Martin Banks, noto giornalista britannico della EU Bubble di Bruxelles, è stato fermato e detenuto dalle autorità di polizia britanniche al terminal dell’Eurotunnel a Calais. È stato interrogato per sei ore sulle sue attività giornalistiche a Bruxelles dalle forze di frontiera del Regno Unito ai sensi della “Schedule 3 Counter-Terrorism and Border Security Act 2019” senza che gli fosse mai stato detto di cosa era sospettato.
Martin Banks, 62 anni, è sposato con una signora belga e ha due figli adolescenti. Fa il giornalista da 42 anni e vive in Belgio dal 2001. Il 26 febbraio si sono recati tutti in macchina nel Regno Unito per una settimana di vacanza. Erano due anni che non rientrava nel suo Paese d’origine a causa della pandemia.
Diritti umani Senza Frontiere lo ha incontrato e ha raccolto la sua testimonianza.
Arrivo a Calais
Erano circa le 9.30 quando la famiglia arrivò al terminal dell’Eurotunnel a Calais (Francia), pochi giorni dopo lo scoppio della guerra in Ucraina. Sono stati fermati mentre stavano passando attraverso il controllo delle forze di frontiera del Regno Unito e Martin Banks è stato scortato da tre agenti nella stazione di polizia sul “lato britannico”.
È stato portato in una piccola stanza della stazione dove gli sono stati letti i suoi diritti da un “ufficiale esaminatore” in presenza di un altro ufficiale. Secondo la legge contro il terrorismo e la sicurezza delle frontiere del 2019, i veri nomi degli agenti non possono essere rivelati ma i loro numeri di identificazione possono essere ottenuti su richiesta. Martin Banks ha ricevuto questa informazione.

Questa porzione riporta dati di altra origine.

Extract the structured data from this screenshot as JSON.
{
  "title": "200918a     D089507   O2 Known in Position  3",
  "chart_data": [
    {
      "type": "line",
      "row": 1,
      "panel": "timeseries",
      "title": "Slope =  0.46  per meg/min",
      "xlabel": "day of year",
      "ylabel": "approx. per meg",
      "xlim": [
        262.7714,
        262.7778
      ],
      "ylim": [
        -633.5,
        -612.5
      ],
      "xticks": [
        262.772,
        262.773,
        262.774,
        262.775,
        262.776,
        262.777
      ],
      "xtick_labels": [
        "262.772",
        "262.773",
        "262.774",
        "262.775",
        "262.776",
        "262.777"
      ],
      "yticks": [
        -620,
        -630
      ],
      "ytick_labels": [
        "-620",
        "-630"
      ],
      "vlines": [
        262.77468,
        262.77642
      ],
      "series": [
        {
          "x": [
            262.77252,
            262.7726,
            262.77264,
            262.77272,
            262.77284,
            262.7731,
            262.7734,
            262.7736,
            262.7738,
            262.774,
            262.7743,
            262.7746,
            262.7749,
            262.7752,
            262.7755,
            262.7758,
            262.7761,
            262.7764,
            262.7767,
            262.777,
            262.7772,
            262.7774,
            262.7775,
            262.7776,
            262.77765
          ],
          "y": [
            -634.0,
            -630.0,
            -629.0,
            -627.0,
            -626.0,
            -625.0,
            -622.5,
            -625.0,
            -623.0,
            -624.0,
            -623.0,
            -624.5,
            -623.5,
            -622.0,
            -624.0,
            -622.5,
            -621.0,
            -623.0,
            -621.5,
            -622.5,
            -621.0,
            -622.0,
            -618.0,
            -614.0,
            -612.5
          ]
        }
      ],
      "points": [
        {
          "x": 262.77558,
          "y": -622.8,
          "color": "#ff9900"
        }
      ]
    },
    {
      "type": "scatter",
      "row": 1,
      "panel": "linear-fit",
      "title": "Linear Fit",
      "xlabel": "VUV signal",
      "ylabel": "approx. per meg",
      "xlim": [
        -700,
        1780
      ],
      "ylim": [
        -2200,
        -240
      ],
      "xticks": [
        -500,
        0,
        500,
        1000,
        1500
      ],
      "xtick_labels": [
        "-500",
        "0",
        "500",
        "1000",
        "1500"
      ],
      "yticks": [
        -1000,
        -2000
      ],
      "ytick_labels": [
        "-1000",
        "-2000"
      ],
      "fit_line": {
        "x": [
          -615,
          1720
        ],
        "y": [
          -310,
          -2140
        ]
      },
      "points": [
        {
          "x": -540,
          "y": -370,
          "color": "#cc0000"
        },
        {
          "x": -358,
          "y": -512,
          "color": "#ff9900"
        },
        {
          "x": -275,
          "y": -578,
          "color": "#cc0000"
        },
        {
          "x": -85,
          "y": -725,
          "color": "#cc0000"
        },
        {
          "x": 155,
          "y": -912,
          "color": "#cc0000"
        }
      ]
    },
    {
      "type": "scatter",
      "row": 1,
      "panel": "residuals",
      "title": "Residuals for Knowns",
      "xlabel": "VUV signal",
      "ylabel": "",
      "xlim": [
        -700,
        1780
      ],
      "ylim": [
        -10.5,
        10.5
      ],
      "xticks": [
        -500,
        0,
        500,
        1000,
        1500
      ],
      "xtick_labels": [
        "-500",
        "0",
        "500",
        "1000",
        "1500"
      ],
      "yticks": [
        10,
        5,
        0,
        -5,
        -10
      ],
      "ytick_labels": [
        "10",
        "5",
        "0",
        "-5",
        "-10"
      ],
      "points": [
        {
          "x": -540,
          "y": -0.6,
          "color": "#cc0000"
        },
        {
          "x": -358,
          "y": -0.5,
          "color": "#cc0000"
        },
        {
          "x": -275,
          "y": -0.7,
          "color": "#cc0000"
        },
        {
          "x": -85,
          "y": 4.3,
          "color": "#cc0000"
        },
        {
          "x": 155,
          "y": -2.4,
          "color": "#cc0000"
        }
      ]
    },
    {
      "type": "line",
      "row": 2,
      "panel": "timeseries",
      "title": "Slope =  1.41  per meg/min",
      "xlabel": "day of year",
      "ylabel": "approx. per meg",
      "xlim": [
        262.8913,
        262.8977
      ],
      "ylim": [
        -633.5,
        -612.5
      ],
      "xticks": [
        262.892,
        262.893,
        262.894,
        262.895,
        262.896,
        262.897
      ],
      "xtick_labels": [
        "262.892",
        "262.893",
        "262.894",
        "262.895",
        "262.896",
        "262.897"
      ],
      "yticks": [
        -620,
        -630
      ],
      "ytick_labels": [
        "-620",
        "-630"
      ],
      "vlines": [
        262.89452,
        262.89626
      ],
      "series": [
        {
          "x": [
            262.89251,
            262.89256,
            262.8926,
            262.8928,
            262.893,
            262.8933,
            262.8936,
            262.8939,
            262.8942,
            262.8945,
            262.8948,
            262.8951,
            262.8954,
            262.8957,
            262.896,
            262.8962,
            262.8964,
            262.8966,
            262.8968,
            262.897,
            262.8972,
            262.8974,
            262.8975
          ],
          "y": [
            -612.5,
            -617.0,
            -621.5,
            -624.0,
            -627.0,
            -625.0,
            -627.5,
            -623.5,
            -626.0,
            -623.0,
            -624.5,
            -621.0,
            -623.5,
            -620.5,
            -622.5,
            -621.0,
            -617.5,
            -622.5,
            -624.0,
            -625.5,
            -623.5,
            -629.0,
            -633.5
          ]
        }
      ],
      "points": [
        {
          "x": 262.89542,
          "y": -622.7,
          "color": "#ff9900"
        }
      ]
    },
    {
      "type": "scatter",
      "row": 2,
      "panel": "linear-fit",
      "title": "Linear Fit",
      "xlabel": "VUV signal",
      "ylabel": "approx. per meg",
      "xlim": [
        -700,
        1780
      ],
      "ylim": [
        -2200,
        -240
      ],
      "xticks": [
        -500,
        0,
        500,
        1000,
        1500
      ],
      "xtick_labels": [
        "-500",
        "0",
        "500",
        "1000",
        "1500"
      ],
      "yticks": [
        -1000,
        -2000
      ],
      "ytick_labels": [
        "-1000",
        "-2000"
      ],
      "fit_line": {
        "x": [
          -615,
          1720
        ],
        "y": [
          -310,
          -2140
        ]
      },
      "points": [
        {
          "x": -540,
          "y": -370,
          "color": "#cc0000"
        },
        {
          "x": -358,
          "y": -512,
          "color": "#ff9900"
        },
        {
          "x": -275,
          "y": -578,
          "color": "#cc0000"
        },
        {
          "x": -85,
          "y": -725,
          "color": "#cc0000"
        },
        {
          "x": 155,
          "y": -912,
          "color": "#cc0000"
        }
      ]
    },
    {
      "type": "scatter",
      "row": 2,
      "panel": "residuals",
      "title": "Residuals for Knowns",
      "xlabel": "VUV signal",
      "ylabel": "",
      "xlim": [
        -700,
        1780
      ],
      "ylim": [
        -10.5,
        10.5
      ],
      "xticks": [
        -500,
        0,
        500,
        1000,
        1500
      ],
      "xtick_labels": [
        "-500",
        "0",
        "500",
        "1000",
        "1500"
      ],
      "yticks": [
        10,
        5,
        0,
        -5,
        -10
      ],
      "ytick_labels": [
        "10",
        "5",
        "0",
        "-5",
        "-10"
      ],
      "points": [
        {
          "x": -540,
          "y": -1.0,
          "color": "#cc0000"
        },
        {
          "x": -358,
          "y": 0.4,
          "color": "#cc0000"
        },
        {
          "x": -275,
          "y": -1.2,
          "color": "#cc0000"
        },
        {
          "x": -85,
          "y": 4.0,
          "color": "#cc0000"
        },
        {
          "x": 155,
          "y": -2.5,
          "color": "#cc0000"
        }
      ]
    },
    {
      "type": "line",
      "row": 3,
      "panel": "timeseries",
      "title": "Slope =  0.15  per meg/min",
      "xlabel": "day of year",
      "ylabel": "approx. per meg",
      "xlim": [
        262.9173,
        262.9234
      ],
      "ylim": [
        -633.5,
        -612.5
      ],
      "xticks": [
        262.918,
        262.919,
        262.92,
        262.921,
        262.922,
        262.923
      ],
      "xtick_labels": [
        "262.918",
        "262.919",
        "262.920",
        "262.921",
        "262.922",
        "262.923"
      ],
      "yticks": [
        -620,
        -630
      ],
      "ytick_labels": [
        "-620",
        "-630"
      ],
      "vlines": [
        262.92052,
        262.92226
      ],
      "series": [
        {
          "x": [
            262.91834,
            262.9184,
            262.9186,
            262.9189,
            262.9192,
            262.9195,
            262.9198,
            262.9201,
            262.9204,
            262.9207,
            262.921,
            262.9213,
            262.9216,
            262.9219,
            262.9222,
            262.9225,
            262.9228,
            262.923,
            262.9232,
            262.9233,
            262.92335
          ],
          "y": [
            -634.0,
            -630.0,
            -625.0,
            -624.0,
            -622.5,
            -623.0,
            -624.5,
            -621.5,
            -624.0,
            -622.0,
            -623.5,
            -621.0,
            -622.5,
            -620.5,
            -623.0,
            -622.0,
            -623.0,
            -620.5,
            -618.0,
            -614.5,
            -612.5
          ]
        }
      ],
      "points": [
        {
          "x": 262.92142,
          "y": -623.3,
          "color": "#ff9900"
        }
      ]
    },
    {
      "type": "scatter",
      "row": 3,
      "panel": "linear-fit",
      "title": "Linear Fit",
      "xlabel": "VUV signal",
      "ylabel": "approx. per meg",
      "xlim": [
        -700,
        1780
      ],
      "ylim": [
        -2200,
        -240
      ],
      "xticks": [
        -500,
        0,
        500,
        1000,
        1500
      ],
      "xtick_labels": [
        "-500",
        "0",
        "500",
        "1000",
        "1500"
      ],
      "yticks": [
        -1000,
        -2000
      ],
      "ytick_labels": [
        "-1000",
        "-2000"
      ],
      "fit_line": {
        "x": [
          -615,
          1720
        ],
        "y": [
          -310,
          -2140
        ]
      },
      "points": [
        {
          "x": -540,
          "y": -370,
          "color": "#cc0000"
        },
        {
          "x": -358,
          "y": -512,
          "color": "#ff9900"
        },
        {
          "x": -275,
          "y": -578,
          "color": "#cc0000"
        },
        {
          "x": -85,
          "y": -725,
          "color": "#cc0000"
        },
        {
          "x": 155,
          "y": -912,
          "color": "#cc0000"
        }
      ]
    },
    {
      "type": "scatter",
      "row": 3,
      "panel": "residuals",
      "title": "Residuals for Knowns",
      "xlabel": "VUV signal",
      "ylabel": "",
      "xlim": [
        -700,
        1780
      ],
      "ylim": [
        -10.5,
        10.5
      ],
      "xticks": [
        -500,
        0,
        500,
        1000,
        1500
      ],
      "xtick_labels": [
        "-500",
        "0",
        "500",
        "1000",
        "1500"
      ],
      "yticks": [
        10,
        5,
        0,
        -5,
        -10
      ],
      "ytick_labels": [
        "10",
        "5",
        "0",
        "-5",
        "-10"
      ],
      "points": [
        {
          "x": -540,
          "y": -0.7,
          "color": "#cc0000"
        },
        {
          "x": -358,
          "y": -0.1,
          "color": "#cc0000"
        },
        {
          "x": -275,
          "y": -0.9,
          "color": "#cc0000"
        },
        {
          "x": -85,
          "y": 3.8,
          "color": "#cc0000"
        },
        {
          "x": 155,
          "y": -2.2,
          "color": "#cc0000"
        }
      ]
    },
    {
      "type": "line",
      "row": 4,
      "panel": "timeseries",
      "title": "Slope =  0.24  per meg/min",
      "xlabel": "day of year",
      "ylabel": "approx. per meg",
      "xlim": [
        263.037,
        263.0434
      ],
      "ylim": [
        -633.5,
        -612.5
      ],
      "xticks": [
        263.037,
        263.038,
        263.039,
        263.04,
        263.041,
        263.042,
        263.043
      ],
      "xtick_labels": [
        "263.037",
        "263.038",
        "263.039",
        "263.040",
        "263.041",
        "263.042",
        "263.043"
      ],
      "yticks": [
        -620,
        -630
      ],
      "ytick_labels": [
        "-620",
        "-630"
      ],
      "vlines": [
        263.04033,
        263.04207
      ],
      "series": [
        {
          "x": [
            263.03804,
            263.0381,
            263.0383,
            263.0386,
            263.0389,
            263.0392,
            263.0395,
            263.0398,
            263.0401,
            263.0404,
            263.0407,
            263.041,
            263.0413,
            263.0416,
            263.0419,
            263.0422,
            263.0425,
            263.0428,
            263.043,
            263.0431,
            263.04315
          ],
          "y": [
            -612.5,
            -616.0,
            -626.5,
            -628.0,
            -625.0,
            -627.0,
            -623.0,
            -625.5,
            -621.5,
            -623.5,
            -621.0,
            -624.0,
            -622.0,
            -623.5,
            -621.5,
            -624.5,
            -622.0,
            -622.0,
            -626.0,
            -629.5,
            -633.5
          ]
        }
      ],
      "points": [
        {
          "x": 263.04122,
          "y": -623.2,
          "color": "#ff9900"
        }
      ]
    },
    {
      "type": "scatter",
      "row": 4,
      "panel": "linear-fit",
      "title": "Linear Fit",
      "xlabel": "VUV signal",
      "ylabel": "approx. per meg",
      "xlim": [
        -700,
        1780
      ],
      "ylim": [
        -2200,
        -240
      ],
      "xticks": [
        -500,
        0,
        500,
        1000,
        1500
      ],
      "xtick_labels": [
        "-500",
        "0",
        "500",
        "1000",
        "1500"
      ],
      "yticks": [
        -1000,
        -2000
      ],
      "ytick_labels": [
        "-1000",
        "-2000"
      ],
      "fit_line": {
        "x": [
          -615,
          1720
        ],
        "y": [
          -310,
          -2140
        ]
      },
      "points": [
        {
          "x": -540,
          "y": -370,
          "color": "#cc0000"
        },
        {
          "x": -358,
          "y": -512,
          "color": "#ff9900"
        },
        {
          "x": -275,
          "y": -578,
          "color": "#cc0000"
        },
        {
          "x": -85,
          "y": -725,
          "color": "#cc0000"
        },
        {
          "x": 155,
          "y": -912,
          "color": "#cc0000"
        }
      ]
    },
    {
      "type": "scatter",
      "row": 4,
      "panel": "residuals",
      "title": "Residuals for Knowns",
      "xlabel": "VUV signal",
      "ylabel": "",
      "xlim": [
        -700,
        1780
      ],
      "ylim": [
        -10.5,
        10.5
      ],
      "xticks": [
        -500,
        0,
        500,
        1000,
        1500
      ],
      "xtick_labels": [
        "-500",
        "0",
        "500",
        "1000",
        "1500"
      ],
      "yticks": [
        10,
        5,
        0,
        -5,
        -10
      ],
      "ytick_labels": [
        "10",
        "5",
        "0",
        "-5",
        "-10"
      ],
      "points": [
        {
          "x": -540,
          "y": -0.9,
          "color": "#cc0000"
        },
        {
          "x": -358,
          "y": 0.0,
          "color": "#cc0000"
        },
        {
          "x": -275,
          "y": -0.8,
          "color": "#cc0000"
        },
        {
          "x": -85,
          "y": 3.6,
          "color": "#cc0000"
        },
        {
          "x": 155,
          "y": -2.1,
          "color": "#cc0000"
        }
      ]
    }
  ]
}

Ha rifiutato un invito per una rappresentanza legale poiché non sapeva perché ne avrebbe avuto bisogno e perché le sue ripetute domande sulla natura dei sospetti della polizia erano rimaste senza risposta.
Gli è stato appena detto che era detenuto per essere interrogato dalle forze di frontiera del Regno Unito responsabili di “attori ostili” e “atti ostili” ai sensi della Tabella 3 della legge antiterrorismo e di sicurezza delle frontiere del 2019. Nel frattempo, sua moglie e il loro due bambini erano rimasti nella loro macchina, ignari di ciò che stava accadendo al loro marito/padre. Inoltre, il loro veicolo è stato perquisito accuratamente insieme alle borse della moglie e della figlia adolescente e gli oggetti furono portati via. Questa esperienza aveva ridotto entrambi alle lacrime.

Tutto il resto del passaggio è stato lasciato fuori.